View Full Version : Strongest type of joint
JKeats
02-13-2001, 12:46 AM
What is the strongest type of joint?
I am looking to build a chest to use as a humidor. Since the inside of the chest will be kept at 70% relative humidity, the stresses on the chest will be great.
I have heard there are joints stronger than the dove tail but am not sure if this is true.
Thanks for the info.
JKeats
Lou_williams
02-13-2001, 01:16 AM
For a box type of application I think that the dovetail is the right joint. Look for Issue 127 Dec 97 of Fine Woodworking. They had a big artical on building humidors.
Sonny Edmonds
02-13-2001, 10:11 AM
I just finished a humidor box for a guy at work.
I agree with Lou, and used a tight dovetail with Gorilla glue.
One important note: I moistened the wood were the glue was to be applied.
Polymere glues require moisture in the wood to catalist correctly. They react to the moisture and set properly.
Also, you MUST clamp the joints until the glue has completed setting. The instructions and a world of information is available on the glues site.
I think it's gorillaglue.com or something like that. Many folks don't take the time to read the products info and get half-a__ed
results.
The moisture is the key. I brushed the joints with water from the RO spicket on the sink. Clean water.
See johns box in the projects page of my site.
Also there's a close-up of the dovetail. I made 10-12 joints in 3/4" MDF before I clamped his fine mahogany in the dovetail jig. To be sure I had the bit set right and could do the joints to MY satisfaction. They took force to put together, were bottemed well, and then sanded to flush a day after the glueing. (Mustn't rush quality work!)
I also pointed out to John that the nature of the application may in fact be the culprate to failure.
It's like laying a board on the ground. The bottem is moist and the top drys out, mechanically I can think of little more that could be more stressful to the fine wood and labor going into such a project.
I suggested he get an old fridge or maybe an old aquarium to put the humidor control in and then put the box into this chamber so the humidity is equal inside AND outside of the box.
John plans to line it with Spanish cedar and do inlaying on the top.
Should be gorgious when he gets it done!
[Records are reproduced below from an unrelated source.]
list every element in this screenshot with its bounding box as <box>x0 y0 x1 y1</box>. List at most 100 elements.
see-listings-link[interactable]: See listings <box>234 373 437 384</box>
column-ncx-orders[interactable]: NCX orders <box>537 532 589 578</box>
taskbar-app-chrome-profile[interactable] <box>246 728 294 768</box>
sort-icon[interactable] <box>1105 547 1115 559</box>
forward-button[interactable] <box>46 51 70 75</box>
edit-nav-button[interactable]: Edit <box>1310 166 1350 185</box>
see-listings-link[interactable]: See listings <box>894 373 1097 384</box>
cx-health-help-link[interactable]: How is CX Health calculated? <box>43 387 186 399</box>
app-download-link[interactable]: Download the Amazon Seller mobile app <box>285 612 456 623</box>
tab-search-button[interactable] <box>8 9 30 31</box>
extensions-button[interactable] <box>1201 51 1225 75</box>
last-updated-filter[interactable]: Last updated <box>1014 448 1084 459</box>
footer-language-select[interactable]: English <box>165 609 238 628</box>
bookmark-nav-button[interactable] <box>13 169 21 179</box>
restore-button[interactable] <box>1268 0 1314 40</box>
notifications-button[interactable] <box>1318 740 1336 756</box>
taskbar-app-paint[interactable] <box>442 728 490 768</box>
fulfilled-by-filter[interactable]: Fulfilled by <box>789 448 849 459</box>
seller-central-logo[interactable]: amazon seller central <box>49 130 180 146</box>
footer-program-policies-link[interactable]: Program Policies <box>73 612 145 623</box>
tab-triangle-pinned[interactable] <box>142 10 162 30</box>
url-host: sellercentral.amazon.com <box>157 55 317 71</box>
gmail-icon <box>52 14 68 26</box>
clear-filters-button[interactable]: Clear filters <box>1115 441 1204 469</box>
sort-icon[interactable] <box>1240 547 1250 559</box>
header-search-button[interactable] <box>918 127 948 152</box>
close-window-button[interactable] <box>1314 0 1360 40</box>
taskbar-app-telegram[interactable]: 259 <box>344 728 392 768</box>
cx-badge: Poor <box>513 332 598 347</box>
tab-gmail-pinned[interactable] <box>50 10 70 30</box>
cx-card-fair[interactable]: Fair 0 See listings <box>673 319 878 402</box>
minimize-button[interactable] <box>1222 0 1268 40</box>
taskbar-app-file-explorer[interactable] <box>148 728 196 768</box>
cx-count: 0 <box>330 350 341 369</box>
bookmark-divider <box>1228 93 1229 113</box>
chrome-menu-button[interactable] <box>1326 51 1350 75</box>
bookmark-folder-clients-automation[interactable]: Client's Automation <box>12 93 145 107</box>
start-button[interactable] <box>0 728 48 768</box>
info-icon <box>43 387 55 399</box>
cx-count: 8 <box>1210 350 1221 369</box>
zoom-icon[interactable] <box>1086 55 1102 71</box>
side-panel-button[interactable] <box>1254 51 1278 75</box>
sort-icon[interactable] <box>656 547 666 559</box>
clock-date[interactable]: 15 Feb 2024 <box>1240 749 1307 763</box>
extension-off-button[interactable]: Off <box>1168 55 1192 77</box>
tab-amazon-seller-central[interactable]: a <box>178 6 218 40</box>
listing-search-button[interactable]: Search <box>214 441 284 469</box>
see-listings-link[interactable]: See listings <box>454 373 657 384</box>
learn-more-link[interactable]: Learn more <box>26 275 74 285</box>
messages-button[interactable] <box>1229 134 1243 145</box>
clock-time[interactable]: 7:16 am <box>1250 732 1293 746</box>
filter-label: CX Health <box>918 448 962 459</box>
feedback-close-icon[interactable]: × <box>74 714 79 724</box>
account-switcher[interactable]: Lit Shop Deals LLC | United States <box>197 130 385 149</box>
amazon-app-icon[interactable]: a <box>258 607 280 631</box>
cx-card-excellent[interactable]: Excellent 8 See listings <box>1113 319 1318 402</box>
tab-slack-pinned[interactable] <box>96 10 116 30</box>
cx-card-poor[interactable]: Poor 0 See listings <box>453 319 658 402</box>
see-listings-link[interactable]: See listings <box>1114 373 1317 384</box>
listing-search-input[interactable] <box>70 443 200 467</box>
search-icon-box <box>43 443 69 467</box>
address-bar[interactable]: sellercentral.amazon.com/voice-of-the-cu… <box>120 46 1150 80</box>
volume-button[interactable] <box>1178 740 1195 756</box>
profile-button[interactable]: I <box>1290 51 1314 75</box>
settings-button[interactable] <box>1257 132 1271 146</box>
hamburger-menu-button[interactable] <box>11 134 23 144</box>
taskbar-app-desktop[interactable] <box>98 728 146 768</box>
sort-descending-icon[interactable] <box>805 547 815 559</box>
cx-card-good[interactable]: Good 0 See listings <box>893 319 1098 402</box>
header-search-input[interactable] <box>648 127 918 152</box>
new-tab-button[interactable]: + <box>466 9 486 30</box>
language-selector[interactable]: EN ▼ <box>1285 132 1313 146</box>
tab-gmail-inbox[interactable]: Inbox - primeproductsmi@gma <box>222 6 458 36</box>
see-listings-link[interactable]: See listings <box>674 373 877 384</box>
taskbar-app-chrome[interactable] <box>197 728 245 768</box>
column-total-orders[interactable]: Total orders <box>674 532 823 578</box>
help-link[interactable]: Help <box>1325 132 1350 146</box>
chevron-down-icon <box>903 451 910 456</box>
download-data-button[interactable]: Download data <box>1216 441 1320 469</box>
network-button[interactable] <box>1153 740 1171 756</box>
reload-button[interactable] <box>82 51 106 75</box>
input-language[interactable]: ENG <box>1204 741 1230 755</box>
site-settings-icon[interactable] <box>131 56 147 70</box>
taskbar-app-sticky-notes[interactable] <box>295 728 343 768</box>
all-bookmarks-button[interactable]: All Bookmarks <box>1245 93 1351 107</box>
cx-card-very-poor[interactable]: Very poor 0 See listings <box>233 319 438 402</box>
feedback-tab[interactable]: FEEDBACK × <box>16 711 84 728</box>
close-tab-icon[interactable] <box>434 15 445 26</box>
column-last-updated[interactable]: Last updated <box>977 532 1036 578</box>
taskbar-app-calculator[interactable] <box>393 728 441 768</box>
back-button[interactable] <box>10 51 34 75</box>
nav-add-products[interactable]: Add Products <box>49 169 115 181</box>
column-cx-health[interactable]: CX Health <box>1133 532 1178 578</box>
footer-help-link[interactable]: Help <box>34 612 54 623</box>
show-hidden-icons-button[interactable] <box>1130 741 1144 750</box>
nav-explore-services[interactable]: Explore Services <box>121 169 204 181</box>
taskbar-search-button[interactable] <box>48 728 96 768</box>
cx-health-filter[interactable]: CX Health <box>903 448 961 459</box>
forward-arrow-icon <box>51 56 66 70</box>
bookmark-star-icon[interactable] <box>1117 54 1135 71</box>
When that happens, I'll post a picture of it.
Sonny
http://home.earthlink.net/~sonnypie/
Roger S. Dillman
02-15-2001, 12:31 PM
I agree that poly glue is the answer to achieve air-tight joints.
The only thing to add,if you don't have the capacity to cut dovetails,consider box joints. Carefully cut,they would work just as well. It is air-tightening you are worried about,there wouldn't be that much stress on the sides.
Sonny
02-15-2001, 06:14 PM
Roger,
Yep, I would have liked to have used a box joint on the one I put together.
But the nature of what these affectionadoes do to the poor wood is extreem.
I told John, the guy I put it together for, it was like laying a board on the lawn and having the sun beat down on it from above.
70% humidity on the inside, and whatever on the outside.
Jeeze, the inside is growing and the outside is drying out.
It's a tough call if anything will hold up, reguardless of the joint or glue used, to my way of thinking.
If the joints hold, the lid may warp, if all that is good the wood itself may split. Good golly Miss Molly!
Sonny
Dave in Cairns
02-17-2001, 02:19 AM
This differential in humidity is the very reason that the majority of humidors are made from MDF with veneer. They can be made with solid timber BUT and its a big but , the timber must be prepared correctly. To build a box and then expect it to take 72 - 75% RH inside (optimum for cigar storage) while it's sitting in a centrally heated environment at say 10% RH is a big ask of any timber regardless of joints or glue used. The timber must be prepared correctly . IE , the timber must be at these RH prior to planing ,cutting and jointing. Using timber @ say 10% moisture, to build a box , then introducing a 72% RH environment to the inside only just isn't going to work . It is also most important to use the correct ratio of Spanish Cedar for the volume of the humidor . This will ensure that the end product is balanced and doesn't require constant attention to keep the optimum conditions. This one below in blackbean keeps a constant 73% for over 2 months without adjustment or fiddling with the humidification unit. More views of this can be seen by clicking on the image.
[link:www.australianwoodart.com/galleries/g06/humiodore2.htm|http://www.australianwoodart.com/galleries/g06/box1.jpg]
Jim Richmond
02-18-2001, 01:28 PM
Dove tail joints are strong, but, I think "Bear Head" joints are much stronger. Check them out.